Abstract

The purpose of this study is to evaluate the effectiveness of early surgical correction for atrioventricular valve regurgitation (AVVR) in single-ventricle patients. The medical records of 39 single-ventricle patients who underwent atrioventricular surgery more than once between 1996 and 2008 were reviewed. The mean preoperative grade of AVVR was 2.6 ± 0.7. Four patients underwent valvular operations at first palliative surgery, 3 patients before bidirectional cavopulmonary connection, 13 at bidirectional cavopulmonary connection, 6 in the interstage between bidirectional cavopulmonary connection and Fontan, 10 at Fontan, and 3 after Fontan procedure. Surgical techniques for valve were edge-to-edge sutures for bridging leaflets, leaflet cleft repair, partial or complete annuloplasty with strip, or artificial valve implantation.
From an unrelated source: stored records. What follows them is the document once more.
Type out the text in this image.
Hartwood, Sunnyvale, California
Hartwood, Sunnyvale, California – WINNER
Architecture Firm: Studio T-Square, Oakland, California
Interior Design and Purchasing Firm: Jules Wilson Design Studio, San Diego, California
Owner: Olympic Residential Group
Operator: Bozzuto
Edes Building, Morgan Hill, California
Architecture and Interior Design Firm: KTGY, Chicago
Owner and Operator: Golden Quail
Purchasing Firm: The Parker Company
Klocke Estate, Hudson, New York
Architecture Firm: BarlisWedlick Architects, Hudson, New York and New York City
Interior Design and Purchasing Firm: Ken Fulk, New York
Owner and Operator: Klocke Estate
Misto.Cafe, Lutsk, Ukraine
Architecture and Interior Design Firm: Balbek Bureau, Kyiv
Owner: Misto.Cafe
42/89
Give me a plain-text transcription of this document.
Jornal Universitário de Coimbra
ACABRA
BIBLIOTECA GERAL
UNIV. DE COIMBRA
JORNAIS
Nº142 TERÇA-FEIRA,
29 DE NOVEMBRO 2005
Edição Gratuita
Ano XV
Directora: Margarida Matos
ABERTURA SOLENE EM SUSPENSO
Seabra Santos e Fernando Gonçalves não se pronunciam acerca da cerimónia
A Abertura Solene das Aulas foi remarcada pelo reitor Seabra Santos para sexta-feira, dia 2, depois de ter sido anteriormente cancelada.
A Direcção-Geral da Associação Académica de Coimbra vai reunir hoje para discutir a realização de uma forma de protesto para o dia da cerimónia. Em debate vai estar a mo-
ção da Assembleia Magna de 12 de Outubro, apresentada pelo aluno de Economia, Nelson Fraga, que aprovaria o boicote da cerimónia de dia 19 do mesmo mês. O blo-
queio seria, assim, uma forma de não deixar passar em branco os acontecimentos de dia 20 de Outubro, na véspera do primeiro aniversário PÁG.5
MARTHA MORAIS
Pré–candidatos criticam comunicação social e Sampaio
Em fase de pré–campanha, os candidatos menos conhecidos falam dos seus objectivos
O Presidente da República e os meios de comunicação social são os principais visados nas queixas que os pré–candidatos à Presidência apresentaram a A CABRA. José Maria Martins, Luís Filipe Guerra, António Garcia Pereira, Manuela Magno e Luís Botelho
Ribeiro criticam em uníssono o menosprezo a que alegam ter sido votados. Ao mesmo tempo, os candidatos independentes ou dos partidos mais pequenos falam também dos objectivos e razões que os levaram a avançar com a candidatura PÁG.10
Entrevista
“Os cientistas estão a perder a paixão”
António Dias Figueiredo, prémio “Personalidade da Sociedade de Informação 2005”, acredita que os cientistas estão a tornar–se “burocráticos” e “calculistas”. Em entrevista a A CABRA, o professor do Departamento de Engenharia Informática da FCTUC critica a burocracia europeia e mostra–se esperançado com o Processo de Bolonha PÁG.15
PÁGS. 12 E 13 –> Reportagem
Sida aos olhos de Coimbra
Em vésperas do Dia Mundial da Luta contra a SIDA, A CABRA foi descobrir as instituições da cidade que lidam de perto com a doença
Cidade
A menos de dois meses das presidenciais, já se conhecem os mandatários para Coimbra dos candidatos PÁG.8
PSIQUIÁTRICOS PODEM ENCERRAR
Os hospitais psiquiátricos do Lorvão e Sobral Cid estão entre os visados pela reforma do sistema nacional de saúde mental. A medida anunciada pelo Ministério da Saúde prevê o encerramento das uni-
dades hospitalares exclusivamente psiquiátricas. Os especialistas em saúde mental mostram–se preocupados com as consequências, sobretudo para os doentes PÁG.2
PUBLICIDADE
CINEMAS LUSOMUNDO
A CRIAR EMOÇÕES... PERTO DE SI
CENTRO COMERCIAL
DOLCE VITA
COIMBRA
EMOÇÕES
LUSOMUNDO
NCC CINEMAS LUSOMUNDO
Although there was no statistical significance, the patients who underwent early operation (AVVR grade less than 2) showed a tendency toward better atrioventricular valvular function during the postoperative follow-up (57.1 months, range: 2 ∼ 129 months). None of the patients whose preoperative AVVR grade less than 2 showed an AVVR more than 2 at the final echocardiography. There were 4 deaths overall due to sepsis, Fontan failure, and sudden cardiac arrest. Final echocardiographic findings showed a mean AVVR of 1.6 ± 0.8 and acceptable cardiac function. All living patients were in a good New York Heart Association functional class (1.07 ± 0.2). Even though we could not find statistically significant evidence of benefit for early correction of AVVR in single-ventricle patients, the patients undergoing early valvular operation for regurgitation showed a tendency toward better atrioventricular valvular function at midterm.